Of all the books of the Hebrew Bible, only Esther is not represented in the collection of scrolls unearthed in the Judean Desert caves overlooking the Dead Sea.a Among the 202 biblical Dead Sea Scrolls, not one scrap of Esther has been discovered.
Of course, the absence of such a small scroll might be attributed to nothing more than chance. However, certain evidence that has recently come to light reveals that the absence of Esther was no accident.
Among the scrolls left in the caves by the Dead Sea Scroll community is a group of documents known as the Qumran calendar texts. These documents chart festivals and holy days observed by the Jewish community that produced the scrolls. Their calendar consisted of 364 days, exactly 52 weeks, compared to the 354-day calendar of mainstream Judaism, and it included the biblical holidays of Passover, Shavuout (Pentecost) and Sukkot (Tabernacles). But curiously, the Jewish festival of Purim, which has its beginnings in the story of Esther, is missing.

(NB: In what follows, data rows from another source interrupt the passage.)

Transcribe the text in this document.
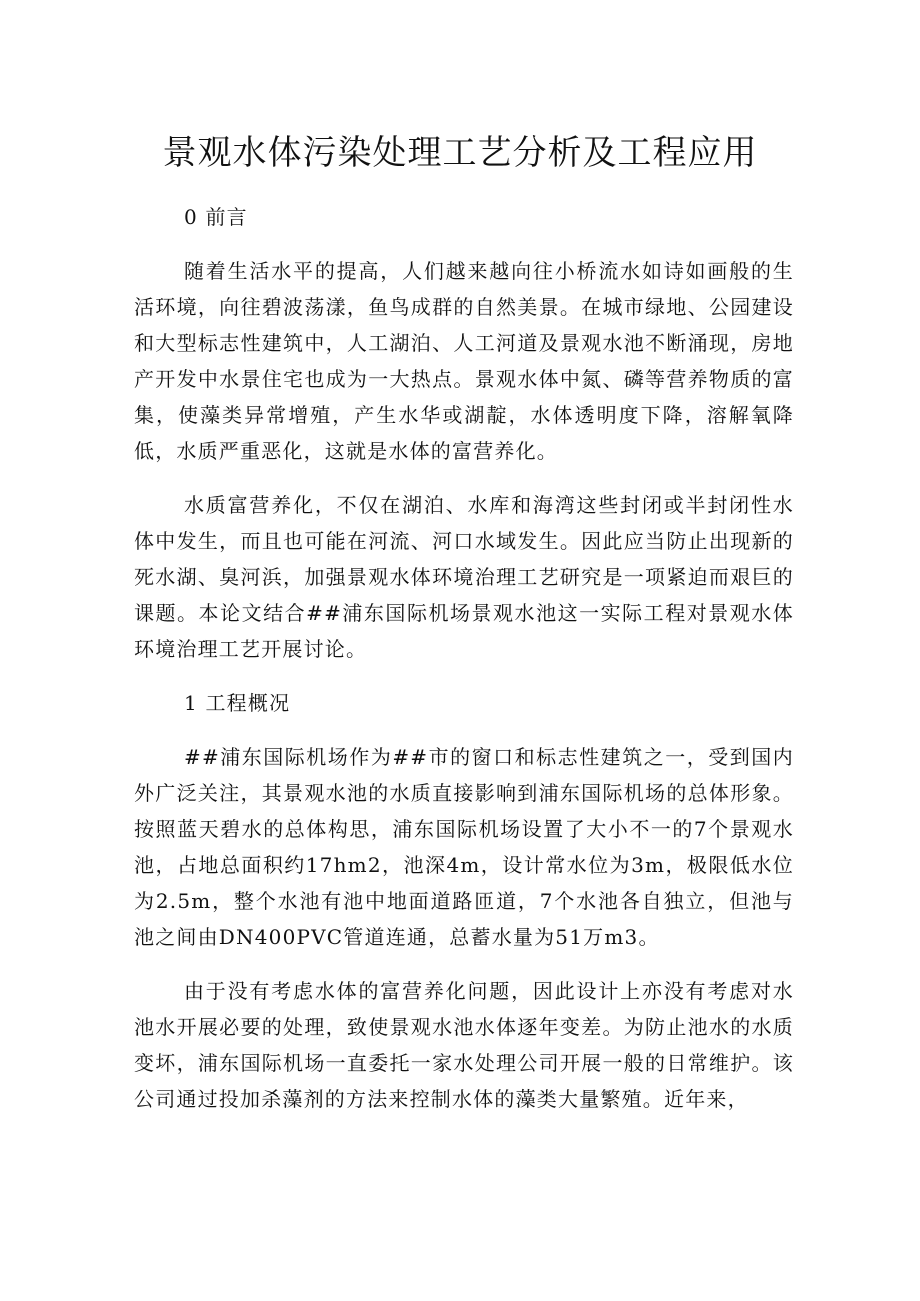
景观水体污染处理工艺分析及工程应用

0 前言

随着生活水平的提高，人们越来越向往小桥流水如诗如画般的生活环境，向往碧波荡漾，鱼鸟成群的自然美景。在城市绿地、公园建设和大型标志性建筑中，人工湖泊、人工河道及景观水池不断涌现，房地产开发中水景住宅也成为一大热点。景观水体中氮、磷等营养物质的富集，使藻类异常增殖，产生水华或湖靛，水体透明度下降，溶解氧降低，水质严重恶化，这就是水体的富营养化。

水质富营养化，不仅在湖泊、水库和海湾这些封闭或半封闭性水体中发生，而且也可能在河流、河口水域发生。因此应当防止出现新的死水湖、臭河浜，加强景观水体环境治理工艺研究是一项紧迫而艰巨的课题。本论文结合##浦东国际机场景观水池这一实际工程对景观水体环境治理工艺开展讨论。

1 工程概况

##浦东国际机场作为##市的窗口和标志性建筑之一，受到国内外广泛关注，其景观水池的水质直接影响到浦东国际机场的总体形象。按照蓝天碧水的总体构思，浦东国际机场设置了大小不一的7个景观水池，占地总面积约17hm2，池深4m，设计常水位为3m，极限低水位为2.5m，整个水池有池中地面道路匝道，7个水池各自独立，但池与池之间由DN400PVC管道连通，总蓄水量为51万m3。

由于没有考虑水体的富营养化问题，因此设计上亦没有考虑对水池水开展必要的处理，致使景观水池水体逐年变差。为防止池水的水质变坏，浦东国际机场一直委托一家水处理公司开展一般的日常维护。该公司通过投加杀藻剂的方法来控制水体的藻类大量繁殖。近年来，
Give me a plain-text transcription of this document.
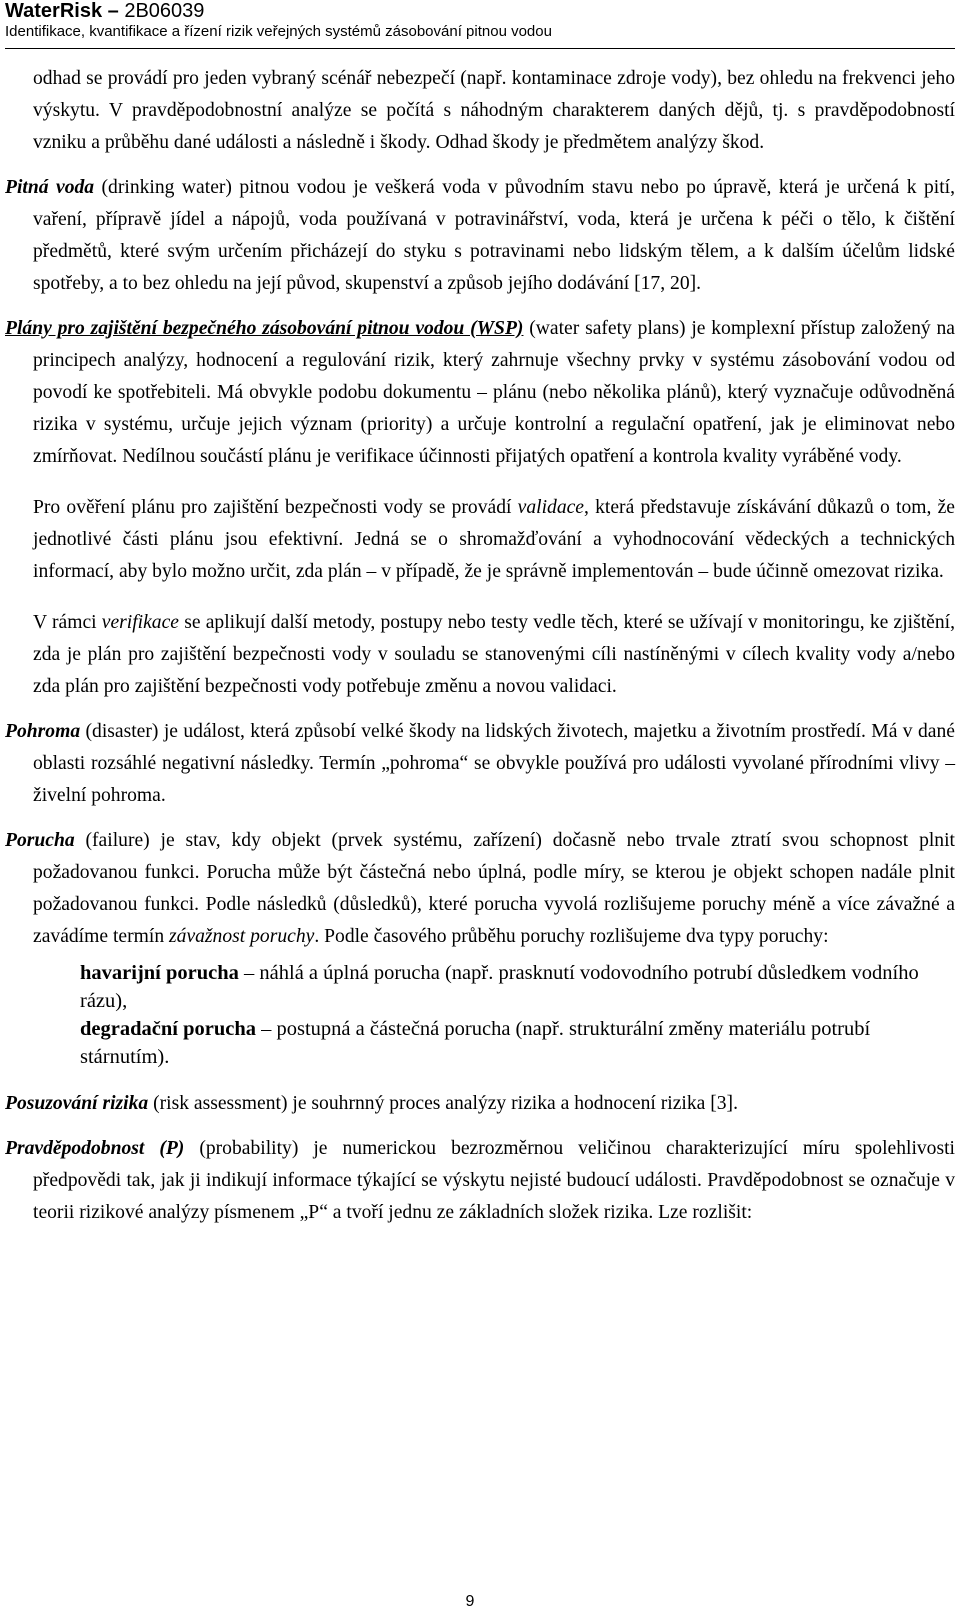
WaterRisk – 2B06039

Identifikace, kvantifikace a řízení rizik veřejných systémů zásobování pitnou vodou

odhad se provádí pro jeden vybraný scénář nebezpečí (např. kontaminace zdroje vody), bez ohledu na frekvenci jeho výskytu. V pravděpodobnostní analýze se počítá s náhodným charakterem daných dějů, tj. s pravděpodobností vzniku a průběhu dané události a následně i škody. Odhad škody je předmětem analýzy škod.

Pitná voda (drinking water) pitnou vodou je veškerá voda v původním stavu nebo po úpravě, která je určená k pití, vaření, přípravě jídel a nápojů, voda používaná v potravinářství, voda, která je určena k péči o tělo, k čištění předmětů, které svým určením přicházejí do styku s potravinami nebo lidským tělem, a k dalším účelům lidské spotřeby, a to bez ohledu na její původ, skupenství a způsob jejího dodávání [17, 20].

Plány pro zajištění bezpečného zásobování pitnou vodou (WSP) (water safety plans) je komplexní přístup založený na principech analýzy, hodnocení a regulování rizik, který zahrnuje všechny prvky v systému zásobování vodou od povodí ke spotřebiteli. Má obvykle podobu dokumentu – plánu (nebo několika plánů), který vyznačuje odůvodněná rizika v systému, určuje jejich význam (priority) a určuje kontrolní a regulační opatření, jak je eliminovat nebo zmírňovat. Nedílnou součástí plánu je verifikace účinnosti přijatých opatření a kontrola kvality vyráběné vody.

Pro ověření plánu pro zajištění bezpečnosti vody se provádí validace, která představuje získávání důkazů o tom, že jednotlivé části plánu jsou efektivní. Jedná se o shromažďování a vyhodnocování vědeckých a technických informací, aby bylo možno určit, zda plán – v případě, že je správně implementován – bude účinně omezovat rizika.

V rámci verifikace se aplikují další metody, postupy nebo testy vedle těch, které se užívají v monitoringu, ke zjištění, zda je plán pro zajištění bezpečnosti vody v souladu se stanovenými cíli nastíněnými v cílech kvality vody a/nebo zda plán pro zajištění bezpečnosti vody potřebuje změnu a novou validaci.

Pohroma (disaster) je událost, která způsobí velké škody na lidských životech, majetku a životním prostředí. Má v dané oblasti rozsáhlé negativní následky. Termín „pohroma“ se obvykle používá pro události vyvolané přírodními vlivy – živelní pohroma.

Porucha (failure) je stav, kdy objekt (prvek systému, zařízení) dočasně nebo trvale ztratí svou schopnost plnit požadovanou funkci. Porucha může být částečná nebo úplná, podle míry, se kterou je objekt schopen nadále plnit požadovanou funkci. Podle následků (důsledků), které porucha vyvolá rozlišujeme poruchy méně a více závažné a zavádíme termín závažnost poruchy. Podle časového průběhu poruchy rozlišujeme dva typy poruchy:

havarijní porucha – náhlá a úplná porucha (např. prasknutí vodovodního potrubí důsledkem vodního rázu),

degradační porucha – postupná a částečná porucha (např. strukturální změny materiálu potrubí stárnutím).

Posuzování rizika (risk assessment) je souhrnný proces analýzy rizika a hodnocení rizika [3].

Pravděpodobnost (P) (probability) je numerickou bezrozměrnou veličinou charakterizující míru spolehlivosti předpovědi tak, jak ji indikují informace týkající se výskytu nejisté budoucí události. Pravděpodobnost se označuje v teorii rizikové analýzy písmenem „P“ a tvoří jednu ze základních složek rizika. Lze rozlišit:

9
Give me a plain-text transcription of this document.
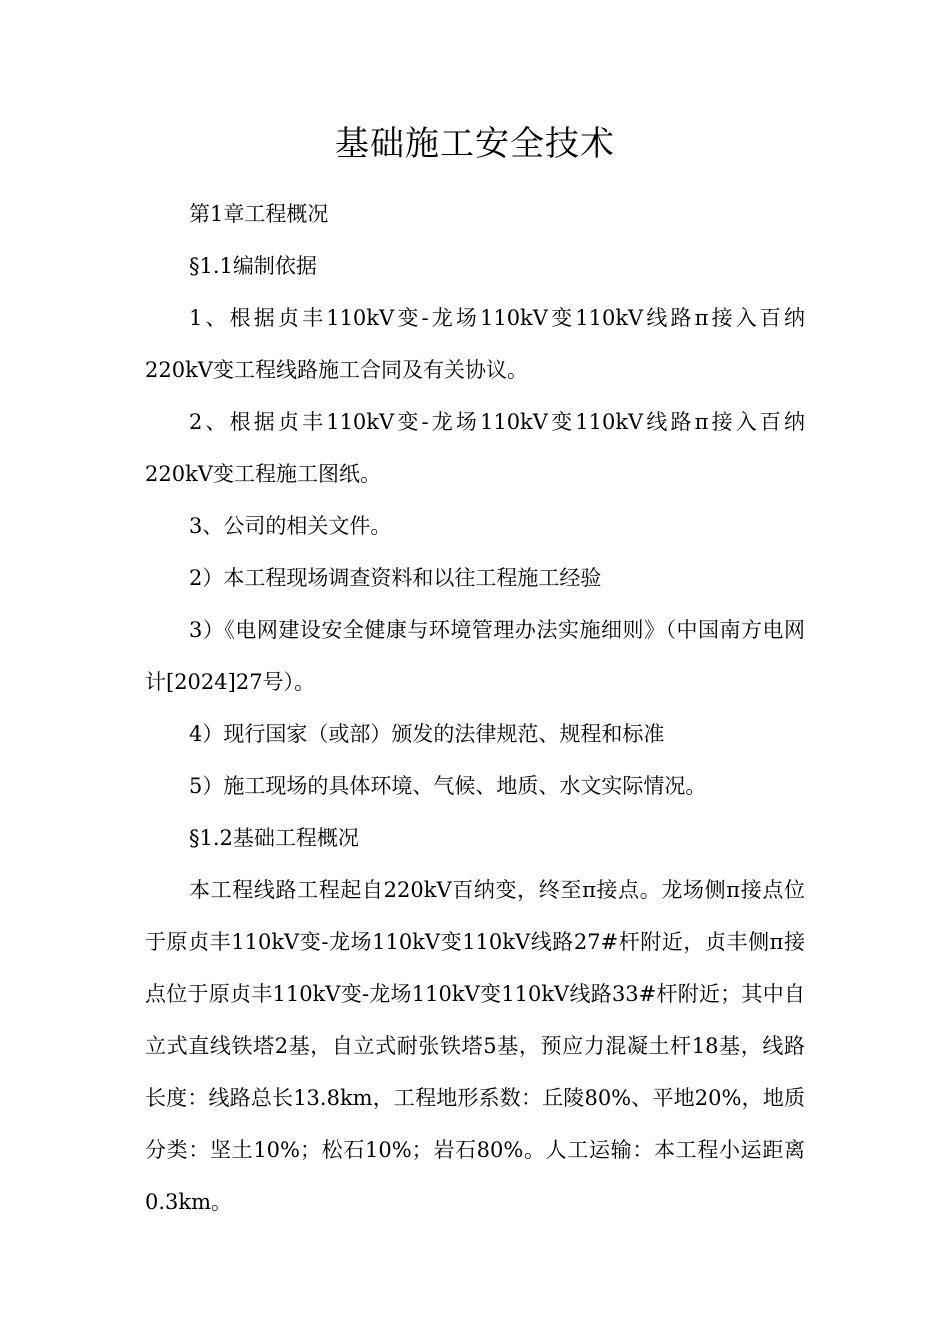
基础施工安全技术

第1章工程概况

§1.1编制依据

1、根据贞丰110kV变-龙场110kV变110kV线路π接入百纳220kV变工程线路施工合同及有关协议。

2、根据贞丰110kV变-龙场110kV变110kV线路π接入百纳220kV变工程施工图纸。

3、公司的相关文件。

2）本工程现场调查资料和以往工程施工经验

3）《电网建设安全健康与环境管理办法实施细则》（中国南方电网计[2024]27号）。

4）现行国家（或部）颁发的法律规范、规程和标准

5）施工现场的具体环境、气候、地质、水文实际情况。

§1.2基础工程概况

本工程线路工程起自220kV百纳变，终至π接点。龙场侧π接点位于原贞丰110kV变-龙场110kV变110kV线路27#杆附近，贞丰侧π接点位于原贞丰110kV变-龙场110kV变110kV线路33#杆附近；其中自立式直线铁塔2基，自立式耐张铁塔5基，预应力混凝土杆18基，线路长度：线路总长13.8km，工程地形系数：丘陵80%、平地20%，地质分类：坚土10%；松石10%；岩石80%。人工运输：本工程小运距离0.3km。
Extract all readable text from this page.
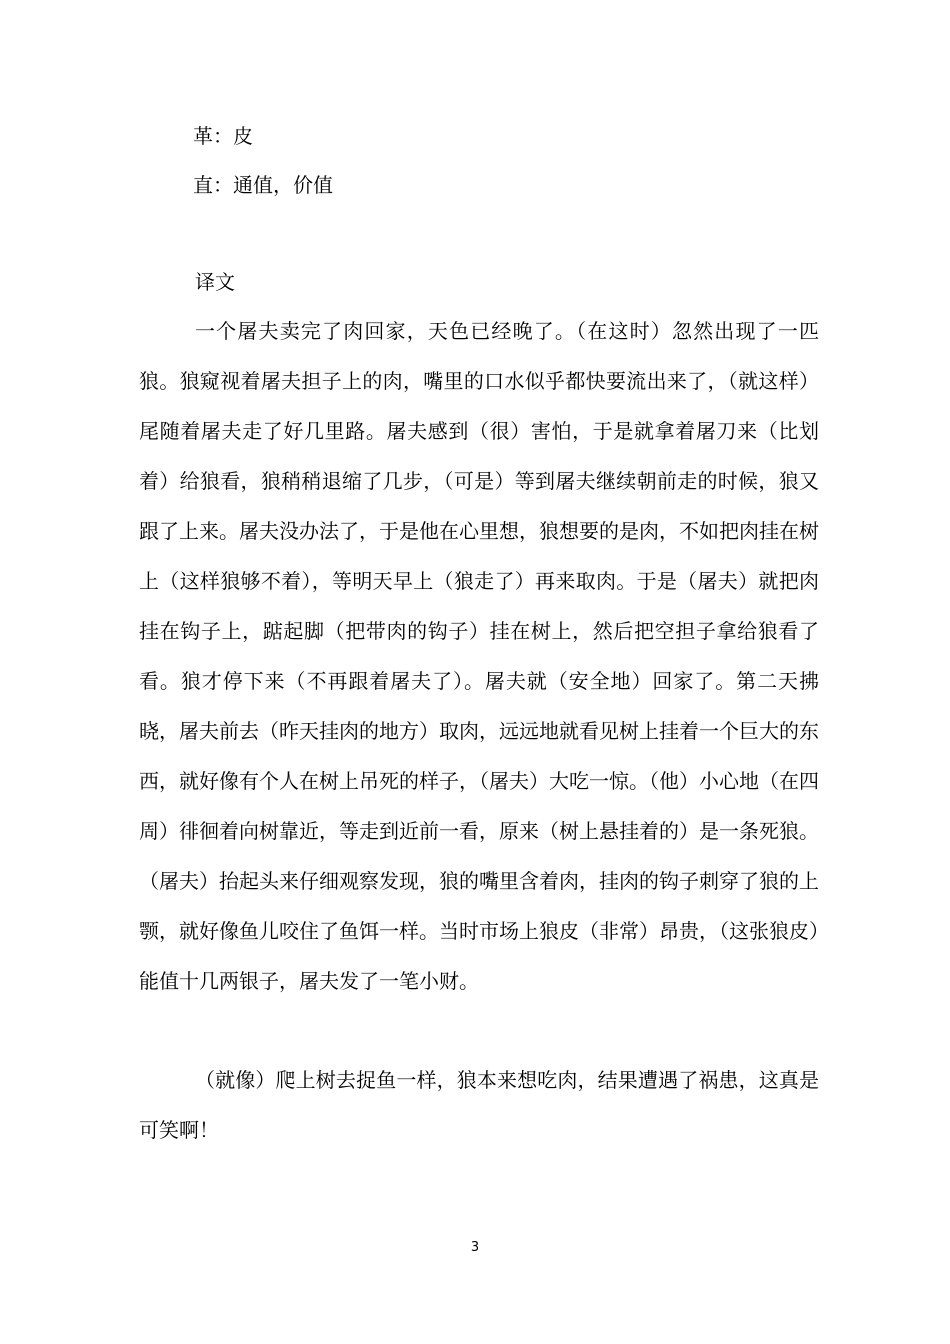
革：皮
直：通值，价值
译文

一个屠夫卖完了肉回家，天色已经晚了。（在这时）忽然出现了一匹狼。狼窥视着屠夫担子上的肉，嘴里的口水似乎都快要流出来了，（就这样）尾随着屠夫走了好几里路。屠夫感到（很）害怕，于是就拿着屠刀来（比划着）给狼看，狼稍稍退缩了几步，（可是）等到屠夫继续朝前走的时候，狼又跟了上来。屠夫没办法了，于是他在心里想，狼想要的是肉，不如把肉挂在树上（这样狼够不着），等明天早上（狼走了）再来取肉。于是（屠夫）就把肉挂在钩子上，踮起脚（把带肉的钩子）挂在树上，然后把空担子拿给狼看了看。狼才停下来（不再跟着屠夫了）。屠夫就（安全地）回家了。第二天拂晓，屠夫前去（昨天挂肉的地方）取肉，远远地就看见树上挂着一个巨大的东西，就好像有个人在树上吊死的样子，（屠夫）大吃一惊。（他）小心地（在四周）徘徊着向树靠近，等走到近前一看，原来（树上悬挂着的）是一条死狼。（屠夫）抬起头来仔细观察发现，狼的嘴里含着肉，挂肉的钩子刺穿了狼的上颚，就好像鱼儿咬住了鱼饵一样。当时市场上狼皮（非常）昂贵，（这张狼皮）能值十几两银子，屠夫发了一笔小财。

（就像）爬上树去捉鱼一样，狼本来想吃肉，结果遭遇了祸患，这真是可笑啊！

3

Purim celebrates the deliverance of the Jews exiled in Persia from destruction by a royal minister. According to the Book of Esther, the Persian minister Haman had masterminded a plan to “destroy, massacre and exterminate all the Jews, young and old, children and women, on a single day, on the thirteenth day of the twelfth month—that is, the month of Adar—and to plunder their possessions” (Esther 4:13). Haman selected the date by drawing lots (Hebrew, purim).